1995 Tipperary Senior Hurling Championship
- Dates: 16 September – 15 October 1995
- Teams: 8
- Sponsor: Nenagh Co-Op
- Champions: Nenagh Éire Óg (1st title) Conor O'Donovan (captain) Pad Joe Whelehan (manager)
- Runners-up: Boherlahan-Dualla Michael Murphy (captain) Aonghus Ryan (manager)

Tournament statistics
- Matches played: 7
- Goals scored: 28 (4 per match)
- Points scored: 191 (27.29 per match)
- Top scorer(s): Michael Cleary (1-22)

= 1995 Tipperary Senior Hurling Championship =

Annual hurling competition season

The 1995 Tipperary Senior Hurling Championship was the 104th staging of the Tipperary Senior Hurling Championship since its establishment by the Tipperary County Board in 1887. The championship began on 16 September 1995 and ended on 15 October 1995.

Toomevara were the defending champions, however, they were defeated by Boherlahan-Dualla at the semi-final stage.

On 15 October 1995, Nenagh Éire Óg won the championship after a 2–25 to 2–08 defeat of Boherlahan-Dualla in the final at Semple Stadium.

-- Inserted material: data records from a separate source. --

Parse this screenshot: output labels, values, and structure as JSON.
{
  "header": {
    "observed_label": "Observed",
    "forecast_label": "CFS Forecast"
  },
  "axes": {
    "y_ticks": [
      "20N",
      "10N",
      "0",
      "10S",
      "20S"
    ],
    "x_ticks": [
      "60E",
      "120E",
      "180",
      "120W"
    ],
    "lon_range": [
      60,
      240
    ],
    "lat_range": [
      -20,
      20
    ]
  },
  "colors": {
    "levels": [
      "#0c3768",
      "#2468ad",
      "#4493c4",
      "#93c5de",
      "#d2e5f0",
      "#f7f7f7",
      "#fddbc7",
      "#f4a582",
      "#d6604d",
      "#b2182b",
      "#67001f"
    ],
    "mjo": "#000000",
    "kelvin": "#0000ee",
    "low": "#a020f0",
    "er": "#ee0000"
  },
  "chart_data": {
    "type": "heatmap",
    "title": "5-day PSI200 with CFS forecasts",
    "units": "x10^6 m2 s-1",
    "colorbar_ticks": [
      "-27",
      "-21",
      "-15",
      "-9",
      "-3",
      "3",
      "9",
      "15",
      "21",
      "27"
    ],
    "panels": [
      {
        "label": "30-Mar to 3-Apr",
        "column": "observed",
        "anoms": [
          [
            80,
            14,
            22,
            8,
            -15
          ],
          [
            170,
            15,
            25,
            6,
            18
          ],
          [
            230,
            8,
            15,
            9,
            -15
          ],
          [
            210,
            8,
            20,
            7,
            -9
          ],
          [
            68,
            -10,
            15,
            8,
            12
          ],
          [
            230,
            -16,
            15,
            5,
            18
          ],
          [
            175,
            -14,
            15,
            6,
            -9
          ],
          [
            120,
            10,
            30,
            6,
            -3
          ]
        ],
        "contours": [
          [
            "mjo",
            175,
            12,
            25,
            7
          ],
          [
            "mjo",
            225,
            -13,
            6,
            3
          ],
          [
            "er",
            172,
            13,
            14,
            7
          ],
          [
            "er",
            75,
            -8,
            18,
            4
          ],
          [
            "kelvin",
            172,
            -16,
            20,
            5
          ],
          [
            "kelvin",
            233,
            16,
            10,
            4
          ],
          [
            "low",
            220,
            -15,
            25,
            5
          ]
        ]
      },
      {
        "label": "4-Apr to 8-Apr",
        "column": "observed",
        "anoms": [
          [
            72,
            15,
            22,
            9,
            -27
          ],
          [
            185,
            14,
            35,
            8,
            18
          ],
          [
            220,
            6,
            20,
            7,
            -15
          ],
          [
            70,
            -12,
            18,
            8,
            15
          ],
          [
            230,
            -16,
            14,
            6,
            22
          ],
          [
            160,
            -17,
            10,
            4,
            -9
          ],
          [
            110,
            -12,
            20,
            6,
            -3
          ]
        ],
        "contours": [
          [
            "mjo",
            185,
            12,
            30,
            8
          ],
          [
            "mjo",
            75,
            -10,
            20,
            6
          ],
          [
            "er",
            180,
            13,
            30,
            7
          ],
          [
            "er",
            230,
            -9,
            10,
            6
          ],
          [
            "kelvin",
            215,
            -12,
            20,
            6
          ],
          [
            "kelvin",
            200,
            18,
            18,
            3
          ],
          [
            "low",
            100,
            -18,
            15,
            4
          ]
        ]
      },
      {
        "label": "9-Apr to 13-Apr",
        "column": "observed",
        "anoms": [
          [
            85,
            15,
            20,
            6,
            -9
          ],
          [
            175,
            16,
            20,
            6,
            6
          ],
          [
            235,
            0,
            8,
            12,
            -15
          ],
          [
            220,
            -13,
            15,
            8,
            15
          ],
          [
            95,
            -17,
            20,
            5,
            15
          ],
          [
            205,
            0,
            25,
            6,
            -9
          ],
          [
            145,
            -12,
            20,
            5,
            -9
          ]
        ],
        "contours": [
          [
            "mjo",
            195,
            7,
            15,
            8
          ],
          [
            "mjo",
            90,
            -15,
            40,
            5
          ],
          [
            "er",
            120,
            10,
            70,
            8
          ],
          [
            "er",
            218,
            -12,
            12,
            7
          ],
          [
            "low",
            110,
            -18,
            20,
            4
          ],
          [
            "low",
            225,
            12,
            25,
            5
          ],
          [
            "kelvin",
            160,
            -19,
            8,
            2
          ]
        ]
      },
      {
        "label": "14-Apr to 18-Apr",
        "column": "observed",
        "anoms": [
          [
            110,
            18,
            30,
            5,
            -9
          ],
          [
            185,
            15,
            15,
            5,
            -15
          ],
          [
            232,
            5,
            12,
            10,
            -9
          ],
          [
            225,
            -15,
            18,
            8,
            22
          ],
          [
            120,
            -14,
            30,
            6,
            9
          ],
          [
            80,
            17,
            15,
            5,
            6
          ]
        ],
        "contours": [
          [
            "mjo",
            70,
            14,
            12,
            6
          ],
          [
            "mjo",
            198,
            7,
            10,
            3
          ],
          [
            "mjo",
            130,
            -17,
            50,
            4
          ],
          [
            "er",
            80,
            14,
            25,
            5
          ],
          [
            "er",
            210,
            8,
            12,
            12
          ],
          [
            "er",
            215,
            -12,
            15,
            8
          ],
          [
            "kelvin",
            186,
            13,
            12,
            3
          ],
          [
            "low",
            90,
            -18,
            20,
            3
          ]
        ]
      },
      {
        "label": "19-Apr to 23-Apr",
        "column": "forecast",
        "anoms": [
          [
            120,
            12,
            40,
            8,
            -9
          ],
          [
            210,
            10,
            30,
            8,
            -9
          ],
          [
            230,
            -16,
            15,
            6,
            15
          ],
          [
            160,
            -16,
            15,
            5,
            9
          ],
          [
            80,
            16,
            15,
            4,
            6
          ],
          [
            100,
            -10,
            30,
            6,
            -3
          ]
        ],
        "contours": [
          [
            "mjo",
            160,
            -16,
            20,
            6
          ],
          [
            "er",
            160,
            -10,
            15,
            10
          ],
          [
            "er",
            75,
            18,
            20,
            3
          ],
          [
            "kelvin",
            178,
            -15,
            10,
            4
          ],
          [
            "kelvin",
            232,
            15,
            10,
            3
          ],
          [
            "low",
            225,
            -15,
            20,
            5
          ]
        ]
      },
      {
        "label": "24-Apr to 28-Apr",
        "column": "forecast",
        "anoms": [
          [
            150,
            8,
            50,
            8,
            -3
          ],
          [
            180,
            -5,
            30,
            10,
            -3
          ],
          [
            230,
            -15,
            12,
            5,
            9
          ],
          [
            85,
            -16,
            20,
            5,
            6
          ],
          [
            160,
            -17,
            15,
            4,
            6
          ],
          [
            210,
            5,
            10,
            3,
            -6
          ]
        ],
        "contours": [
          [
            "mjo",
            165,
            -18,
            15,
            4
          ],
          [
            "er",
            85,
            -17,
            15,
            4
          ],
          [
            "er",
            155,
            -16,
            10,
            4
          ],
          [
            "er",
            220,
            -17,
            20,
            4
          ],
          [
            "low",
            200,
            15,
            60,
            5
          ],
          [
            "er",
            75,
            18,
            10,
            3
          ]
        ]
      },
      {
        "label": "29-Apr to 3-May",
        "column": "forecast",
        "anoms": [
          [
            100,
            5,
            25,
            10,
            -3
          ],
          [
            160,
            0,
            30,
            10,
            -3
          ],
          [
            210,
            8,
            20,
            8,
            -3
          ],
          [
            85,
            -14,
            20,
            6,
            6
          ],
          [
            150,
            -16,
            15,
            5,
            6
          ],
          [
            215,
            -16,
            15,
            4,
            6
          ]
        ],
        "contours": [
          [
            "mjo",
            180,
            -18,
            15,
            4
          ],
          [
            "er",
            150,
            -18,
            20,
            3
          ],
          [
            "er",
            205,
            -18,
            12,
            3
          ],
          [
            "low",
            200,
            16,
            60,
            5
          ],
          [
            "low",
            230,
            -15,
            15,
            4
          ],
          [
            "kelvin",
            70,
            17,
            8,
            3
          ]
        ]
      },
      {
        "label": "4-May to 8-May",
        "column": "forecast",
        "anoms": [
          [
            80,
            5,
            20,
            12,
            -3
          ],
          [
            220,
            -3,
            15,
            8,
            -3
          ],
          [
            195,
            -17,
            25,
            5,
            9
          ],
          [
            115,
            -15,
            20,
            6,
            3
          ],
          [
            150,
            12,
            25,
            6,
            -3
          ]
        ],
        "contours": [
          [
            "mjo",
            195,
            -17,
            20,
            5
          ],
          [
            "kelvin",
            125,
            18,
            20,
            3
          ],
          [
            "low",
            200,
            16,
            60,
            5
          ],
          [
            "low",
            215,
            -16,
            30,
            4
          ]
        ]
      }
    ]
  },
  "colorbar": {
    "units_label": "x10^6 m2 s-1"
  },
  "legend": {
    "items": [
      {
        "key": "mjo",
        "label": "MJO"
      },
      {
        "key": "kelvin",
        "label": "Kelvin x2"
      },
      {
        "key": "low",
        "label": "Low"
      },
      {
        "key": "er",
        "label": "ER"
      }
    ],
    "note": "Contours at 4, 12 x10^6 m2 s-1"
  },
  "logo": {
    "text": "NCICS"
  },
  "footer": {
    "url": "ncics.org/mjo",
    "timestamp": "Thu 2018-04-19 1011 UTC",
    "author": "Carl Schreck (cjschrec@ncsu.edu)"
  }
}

It remains their only championship title.

==Qualification==

| Division | Championship | Champions | Runners-up |
|---|---|---|---|
| Mid | Mid Tipperary Senior Hurling Championship | Boherlahan-Dualla | Loughmore-Castleiney |
| North | North Tipperary Senior Hurling Championship | Toomevara | Borris-Ileigh |
| South | South Tipperary Senior Hurling Championship | Mullinahone | Carrick Davins |
| West | West Tipperary Senior Hurling Championship | Cashel King Cormacs | Kickhams |

==Championship statistics==
===Top scorers===

- Top scorers overall

| Rank | Player | Club | Tally | Total | Matches | Average |
| 1 | Michael Cleary | Nenagh Éire Óg | 1-22 | 25 | 3 | 8.33 |
| 2 | Timmy Moloney | Cashel King Cormacs | 1-21 | 24 | 2 | 12.00 |
| 3 | John Leahy | Mullinahone | 2-07 | 13 | 1 | 13.00 |
| 4 | Michael Bevans | Toomevara | 3-03 | 12 |  | 6.00 |
| John Heffernan | Nenagh Éire Óg | 2-06 | 12 | 2 | 6.00 |
| Philip O'Dwyer | Boherlahan-Dualla | 1-09 | 12 | 3 | 4.00 |
| Tommy Dunne | Toomevara | 0-12 | 12 | 2 | 6.00 |
| Kevin Tucker | Nenagh Éire Óg | 0-12 | 12 | 3 | 4.00 |
| 9 | Aidan Flanagan | Boherlahan-Dualla | 1-07 | 10 | 3 | 3.33 |
| 10 | Liam Maher | Boherlahan-Dualla | 2-02 | 8 | 3 | 2.66 |
| Robbie Tomlinson | Nenagh Éire Óg | 2-02 | 8 | 3 | 2.66 |
| Eddie Tucker | Nenagh Éire Óg | 0-08 | 8 | 3 | 2.66 |

- Top scorers in a single game

| Rank | Player | Club | Tally | Total | Opposition |
| 1 | Timmy Moloney | Cashel King Cormacs | 1-11 | 14 | Nenagh Éire Óg |
| 2 | John Leahy | Mullinahone | 2-07 | 13 | Nenagh Éire Óg |
| 3 | Michael Bevans | Toomevara | 3-01 | 10 | Carrick Davins |
| Timmy Moloney | Cashel King Cormacs | 0-10 | 10 | Loughmore-Castleiney |
| 5 | Michael Cleary | Nenagh Éire Óg | 1-06 | 9 | Cashel King Cormacs |
| 6 | Michael Cleary | Nenagh Éire Óg | 0-08 | 8 | Mullinahone |
| Michael Cleary | Nenagh Éire Óg | 0-08 | 8 | Boherlahan-Dualla |
| 8 | Brendan Cronin | Carrick Davins | 2-01 | 7 | Toomevara |
| Aidan Butler | Kickhams | 1-04 | 7 | Boherlahan-Dualla |
| Tommy Dunne | Toomevara | 0-07 | 7 | Carrick Davins |

===Miscellaneous===
- Nenagh Éire Óg won the championship for the first time.
- Boherlahan-Dualla qualify for the final for the first time since 1953.